ソリストアンコールとしてラフマニノフの「楽興の時第5番」をしっとりと演奏し、興奮した心を鎮めてくれました。上質なデザートをいただき休憩に入りました。
後半は「ロメオとジュリエット」です。一言で言って、「オーケストラを聴いた!」という満足感を感じました。躍動感にあふれ、美しく色彩感に満ちたオーケストラサウンド。生演奏の迫力に身をゆだねるのみでした。
井上さんの全身を使った指揮は、この曲がバレエ音楽だったということを思い出させてくれました。まさに、指揮者自身がバレエしてましたから。
細かな手の動き、くねらすような体の動き、これらすべてが意味のあるものであり、迫力の中にも繊細な響きを作り出していました。決闘の場面ではフェンシングのポーズで指揮したり、各所でオケに細かな指示出ししていました。それに応える東響の素晴らしさに息をのみました。
途中で、どの曲か追うのもばからしくなり、美しいオーケストラの音の洪水に身を任せ、トリップ状態になりました。大きな盛り上がりの後、静かな余韻の中に曲が終わり、大きな拍手が沸き上がりました。
カーテンコールの後、井上さんがマイクを持って登場して挨拶があり、アンコール代わりに曲の一節を演奏しましたが、井上さんの指示で観客も足踏みで参加。客は起立し、自動的にスタンディングオベーションとなりました。
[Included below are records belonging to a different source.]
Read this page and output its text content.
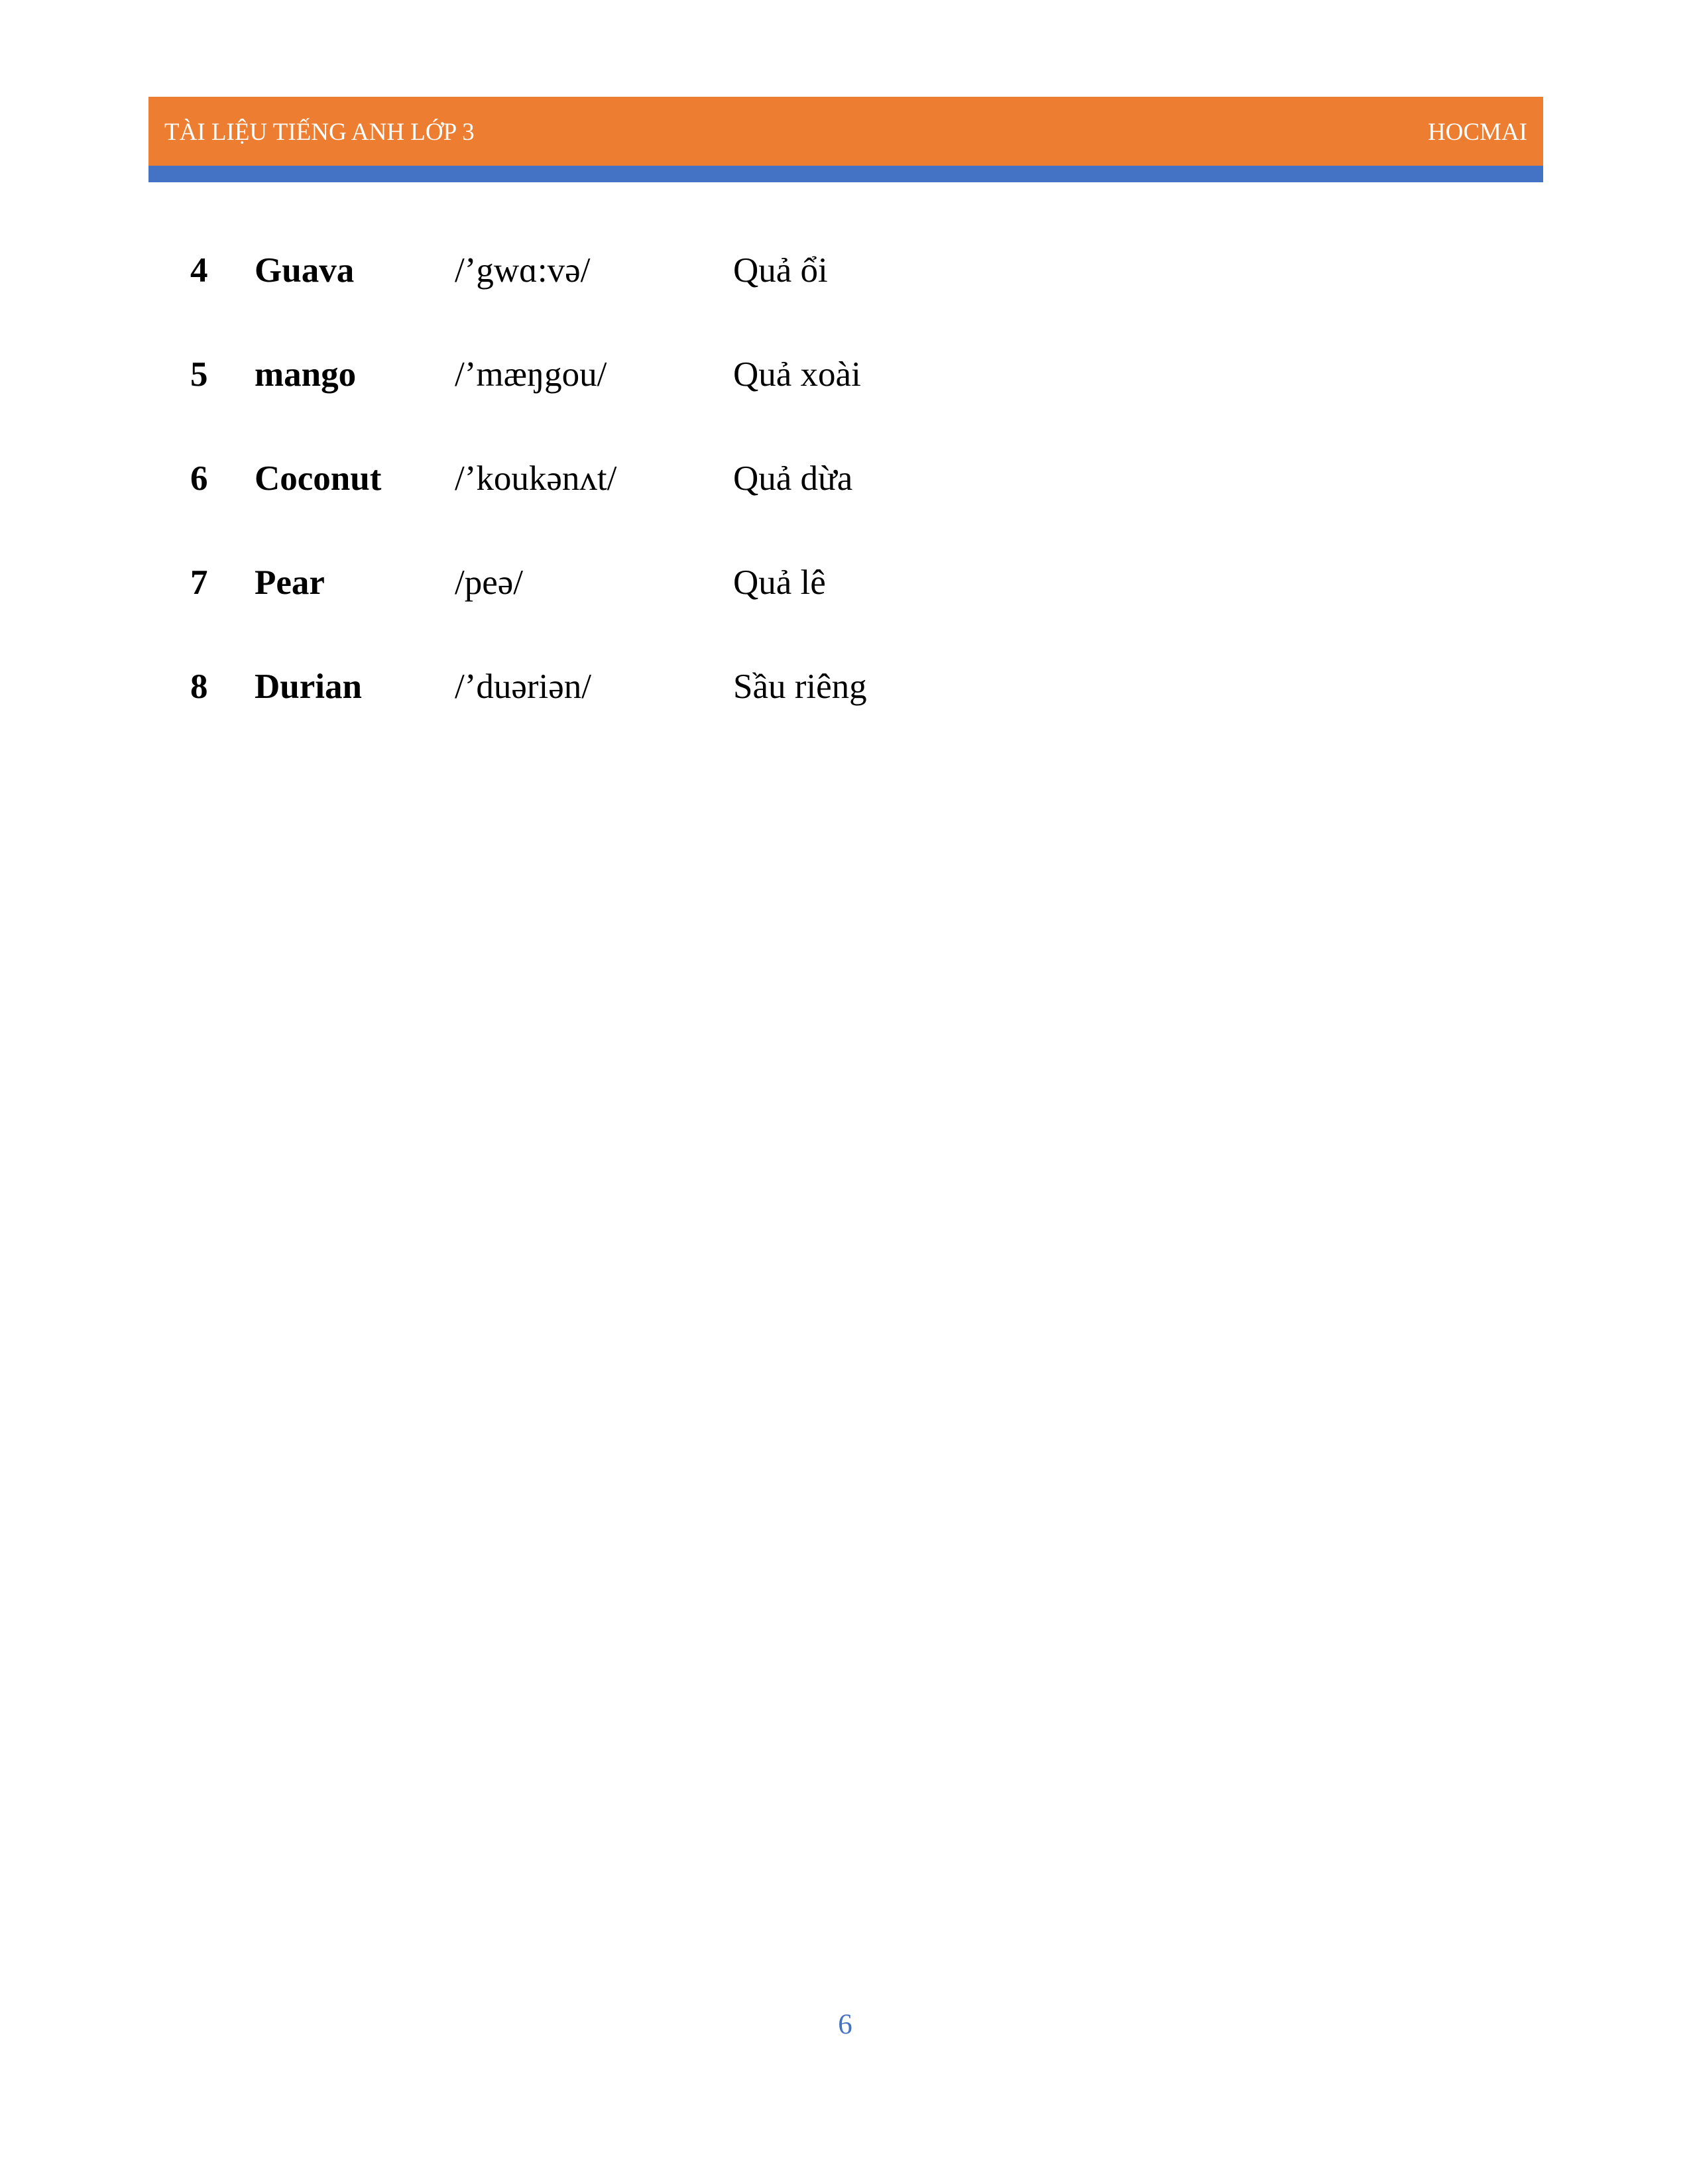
TÀI LIỆU TIẾNG ANH LỚP 3	HOCMAI
4 Guava	/’gwɑ:və/	Quả ổi
5 mango	/’mæŋgou/	Quả xoài
6 Coconut /’koukənʌt/	Quả dừa
7 Pear	/peə/	Quả lê
8 Durian	/’duəriən/	Sầu riêng
6
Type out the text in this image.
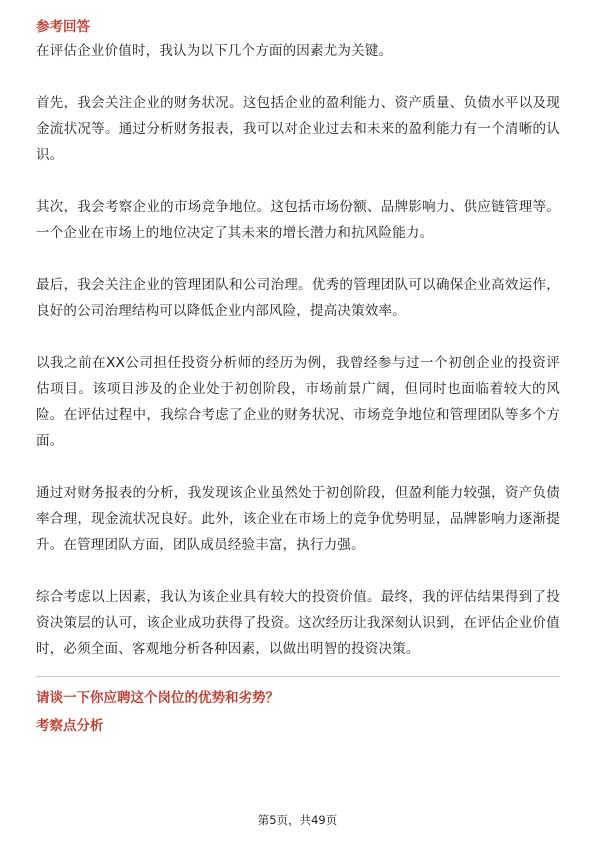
参考回答

在评估企业价值时，我认为以下几个方面的因素尤为关键。

首先，我会关注企业的财务状况。这包括企业的盈利能力、资产质量、负债水平以及现金流状况等。通过分析财务报表，我可以对企业过去和未来的盈利能力有一个清晰的认识。

其次，我会考察企业的市场竞争地位。这包括市场份额、品牌影响力、供应链管理等。一个企业在市场上的地位决定了其未来的增长潜力和抗风险能力。

最后，我会关注企业的管理团队和公司治理。优秀的管理团队可以确保企业高效运作，良好的公司治理结构可以降低企业内部风险，提高决策效率。

以我之前在XX公司担任投资分析师的经历为例，我曾经参与过一个初创企业的投资评估项目。该项目涉及的企业处于初创阶段，市场前景广阔，但同时也面临着较大的风险。在评估过程中，我综合考虑了企业的财务状况、市场竞争地位和管理团队等多个方面。

通过对财务报表的分析，我发现该企业虽然处于初创阶段，但盈利能力较强，资产负债率合理，现金流状况良好。此外，该企业在市场上的竞争优势明显，品牌影响力逐渐提升。在管理团队方面，团队成员经验丰富，执行力强。

综合考虑以上因素，我认为该企业具有较大的投资价值。最终，我的评估结果得到了投资决策层的认可，该企业成功获得了投资。这次经历让我深刻认识到，在评估企业价值时，必须全面、客观地分析各种因素，以做出明智的投资决策。

请谈一下你应聘这个岗位的优势和劣势？

考察点分析

第5页，共49页
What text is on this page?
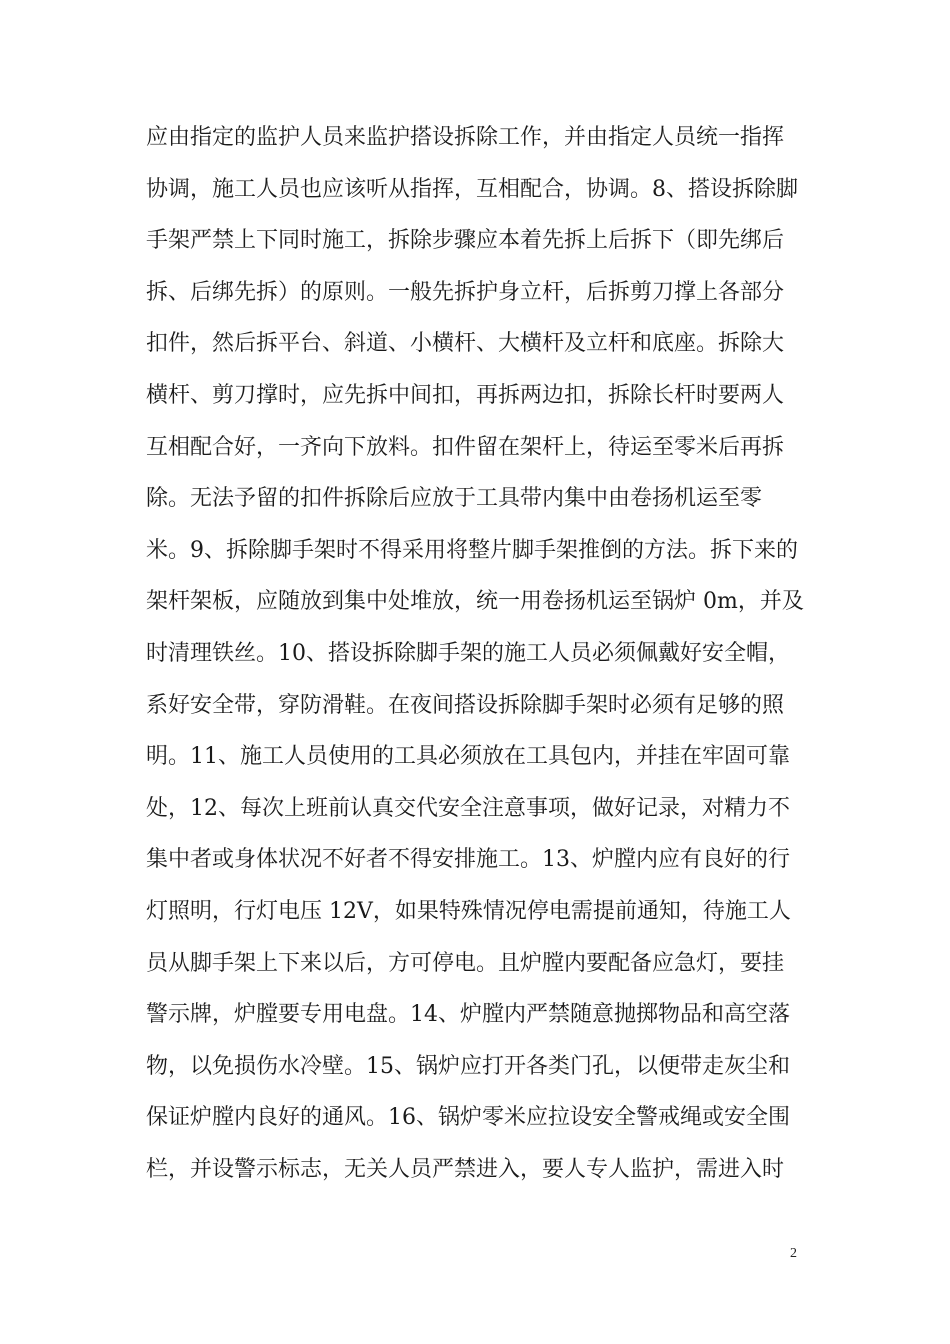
应由指定的监护人员来监护搭设拆除工作，并由指定人员统一指挥
协调，施工人员也应该听从指挥，互相配合，协调。8、搭设拆除脚
手架严禁上下同时施工，拆除步骤应本着先拆上后拆下（即先绑后
拆、后绑先拆）的原则。一般先拆护身立杆，后拆剪刀撑上各部分
扣件，然后拆平台、斜道、小横杆、大横杆及立杆和底座。拆除大
横杆、剪刀撑时，应先拆中间扣，再拆两边扣，拆除长杆时要两人
互相配合好，一齐向下放料。扣件留在架杆上，待运至零米后再拆
除。无法予留的扣件拆除后应放于工具带内集中由卷扬机运至零
米。9、拆除脚手架时不得采用将整片脚手架推倒的方法。拆下来的
架杆架板，应随放到集中处堆放，统一用卷扬机运至锅炉 0m，并及
时清理铁丝。10、搭设拆除脚手架的施工人员必须佩戴好安全帽，
系好安全带，穿防滑鞋。在夜间搭设拆除脚手架时必须有足够的照
明。11、施工人员使用的工具必须放在工具包内，并挂在牢固可靠
处，12、每次上班前认真交代安全注意事项，做好记录，对精力不
集中者或身体状况不好者不得安排施工。13、炉膛内应有良好的行
灯照明，行灯电压 12V，如果特殊情况停电需提前通知，待施工人
员从脚手架上下来以后，方可停电。且炉膛内要配备应急灯，要挂
警示牌，炉膛要专用电盘。14、炉膛内严禁随意抛掷物品和高空落
物，以免损伤水冷壁。15、锅炉应打开各类门孔，以便带走灰尘和
保证炉膛内良好的通风。16、锅炉零米应拉设安全警戒绳或安全围
栏，并设警示标志，无关人员严禁进入，要人专人监护，需进入时
2
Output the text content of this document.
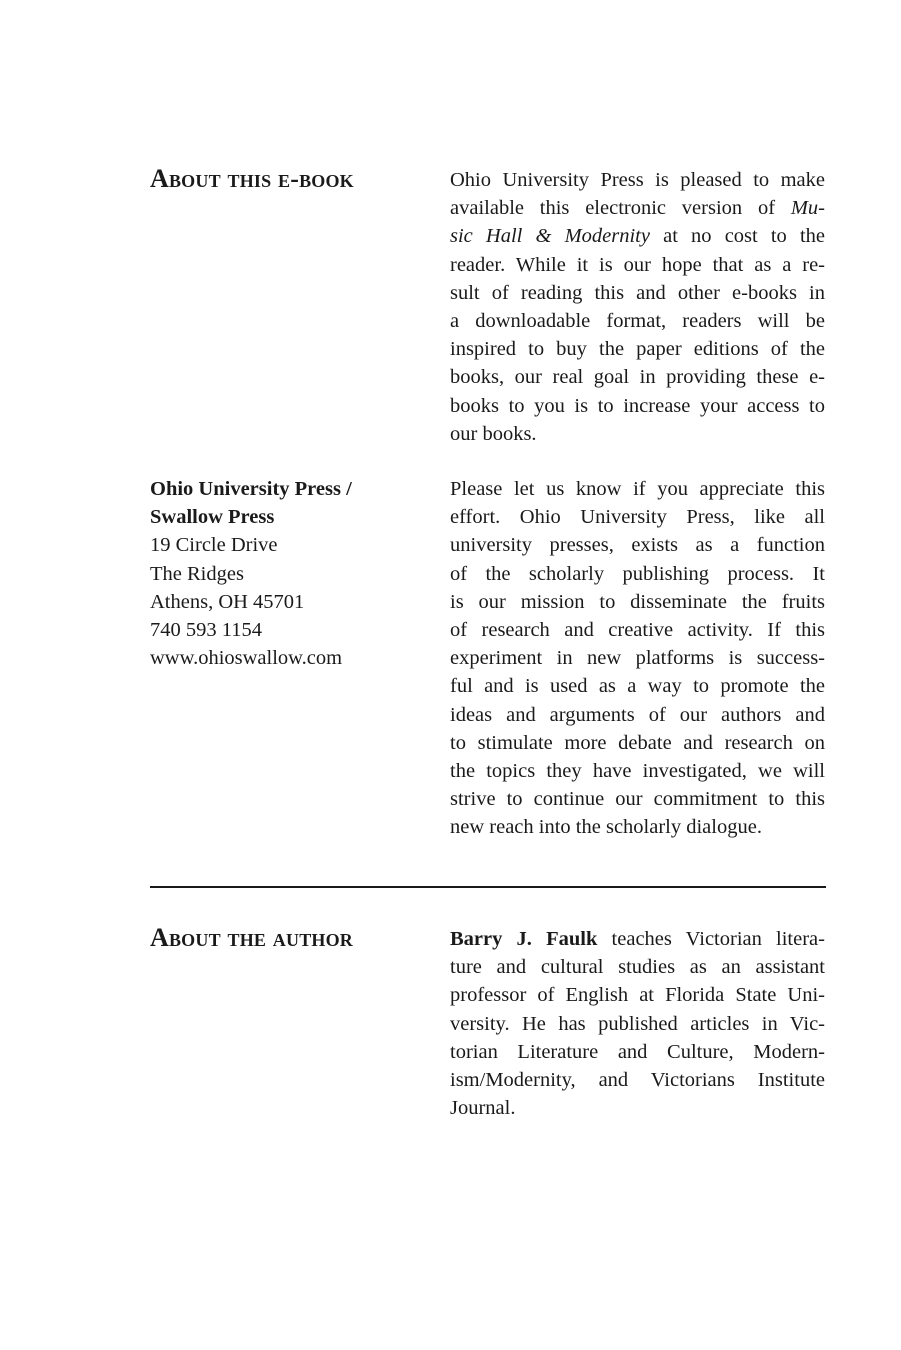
About this e-book	Ohio University Press is pleased to make
available this electronic version of Mu-
sic Hall & Modernity at no cost to the
reader. While it is our hope that as a re-
sult of reading this and other e-books in
a downloadable format, readers will be
inspired to buy the paper editions of the
books, our real goal in providing these e-
books to you is to increase your access to
our books.
Ohio University Press /
Swallow Press
19 Circle Drive
The Ridges
Athens, OH 45701
740 593 1154
www.ohioswallow.com
Please let us know if you appreciate this
effort. Ohio University Press, like all
university presses, exists as a function
of the scholarly publishing process. It
is our mission to disseminate the fruits
of research and creative activity. If this
experiment in new platforms is success-
ful and is used as a way to promote the
ideas and arguments of our authors and
to stimulate more debate and research on
the topics they have investigated, we will
strive to continue our commitment to this
new reach into the scholarly dialogue.
About the author	Barry J. Faulk teaches Victorian litera-
ture and cultural studies as an assistant
professor of English at Florida State Uni-
versity. He has published articles in Vic-
torian Literature and Culture, Modern-
ism/Modernity, and Victorians Institute
Journal.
サービス精神旺盛な井上さんとともに、感動のステージは終演となりました。前半も後半もプロコフィエフというプログラムでしたが、素晴らしい内容に気分爽やかにホールを後にしました。
6月も半ばを迎え、日没が遅くなり、ホールの外に出ますと西の空は夕焼けで赤くなり、ビルの谷間から夕日が見えました。穏やかな初夏の夕暮れです。